About six months ago, a conversation at an amazing gathering of authentic leaders gifted me with an epiphany. I realized that one of the greatest gaps in our understanding of leadership is that we have not learned to sufficiently incorporate feminine wisdom (intuition, creativity, spirituality, and holistic thinking) into our leadership models. Even though the feminist revolution got women access to the houses of power, it did not sufficiently offer us the opportunity to rearrange the furniture.

As Michael Jones (who I met at that same gathering) says in his book Artful Leadership, most of our leadership models are based on sports and warfare. These are models that fit with a primarily masculine way of interpreting the world.

Since that day, I have been on a quest to explore how feminine wisdom could transform our leadership models. That quest lead to the birth of Sophia Leadership and this website. It also lead to me quitting my job and committing myself to work that centres around the desire to help individuals and organizations unleash their feminine wisdom in their leadership and organizational structures.

I don’t claim to be an expert in this field, but I am an explorer and a learner, and if you’ll allow me, I would be happy to serve as a guide and companion on this journey we are all on.
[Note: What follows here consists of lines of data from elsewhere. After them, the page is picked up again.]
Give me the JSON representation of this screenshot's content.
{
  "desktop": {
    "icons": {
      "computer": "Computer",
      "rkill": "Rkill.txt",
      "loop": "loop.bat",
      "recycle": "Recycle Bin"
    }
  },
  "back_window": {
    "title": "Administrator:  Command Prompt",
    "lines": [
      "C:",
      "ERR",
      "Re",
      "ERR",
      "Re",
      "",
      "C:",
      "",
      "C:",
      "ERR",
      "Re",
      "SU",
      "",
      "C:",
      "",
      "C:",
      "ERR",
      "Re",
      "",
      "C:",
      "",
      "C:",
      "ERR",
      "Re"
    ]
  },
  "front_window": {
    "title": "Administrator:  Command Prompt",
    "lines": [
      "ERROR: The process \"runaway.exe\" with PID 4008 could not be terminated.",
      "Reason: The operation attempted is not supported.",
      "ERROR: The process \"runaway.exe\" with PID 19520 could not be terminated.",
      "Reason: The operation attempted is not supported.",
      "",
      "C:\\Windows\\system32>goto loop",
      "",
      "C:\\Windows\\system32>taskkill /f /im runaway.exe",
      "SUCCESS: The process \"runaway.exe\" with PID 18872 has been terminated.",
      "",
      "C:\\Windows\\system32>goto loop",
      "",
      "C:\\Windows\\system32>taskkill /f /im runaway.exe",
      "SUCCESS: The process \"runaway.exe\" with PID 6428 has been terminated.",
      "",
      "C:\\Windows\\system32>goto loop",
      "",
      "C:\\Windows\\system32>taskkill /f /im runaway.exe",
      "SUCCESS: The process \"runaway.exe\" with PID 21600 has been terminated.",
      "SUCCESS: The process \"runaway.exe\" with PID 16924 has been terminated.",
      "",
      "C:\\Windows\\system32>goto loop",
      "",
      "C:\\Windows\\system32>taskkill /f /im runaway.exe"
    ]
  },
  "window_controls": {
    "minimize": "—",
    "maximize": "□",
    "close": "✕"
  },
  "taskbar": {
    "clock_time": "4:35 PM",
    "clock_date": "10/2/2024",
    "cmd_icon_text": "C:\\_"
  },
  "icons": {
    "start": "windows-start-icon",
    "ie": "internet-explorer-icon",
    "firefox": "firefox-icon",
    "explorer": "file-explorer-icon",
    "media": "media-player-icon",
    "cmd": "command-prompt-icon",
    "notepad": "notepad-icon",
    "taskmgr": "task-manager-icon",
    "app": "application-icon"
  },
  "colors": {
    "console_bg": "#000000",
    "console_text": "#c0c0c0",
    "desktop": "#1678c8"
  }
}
Yin and Yang – Masculine and Feminine

Incidentally, there’s an addendum to the opening story that I feel I must share. Remember the manager who said “feelings have nothing to do with management”? Well, despite his words, and despite the fact that he could come across as fairly gruff sometimes, he showed me a very different side of himself about six months later when I gave birth to my stillborn son Matthew. Because he’d also had a stillborn child many years earlier, he knew how to reach out to me in a more compassionate way than many other people who didn’t have a clue what to say.

I share this to make the following point – feminine wisdom is not the exclusive property of women. We all – women AND men – know how to be compassionate, gentle, intuitive, creative, and spiritual. We also all know how to access our masculine wisdom – that which is rational, direct, practical, and assertive.  The problem is, in our leadership models, we have marginalized the feminine and over-emphasized the masculine.

When this man told me that feelings have nothing to do with management, there’s a good chance he was saying that out of a deep place of hurt, having experienced a time in his own life when he was taught to marginalize something that came intuitively to him. I like to think he was just trying to spare me the same hurt until I was strong enough to challenge it.

My mission is to help other emerging leaders – whether at the kitchen table or boardroom table – to be strong enough to stand with me in challenging the status quo.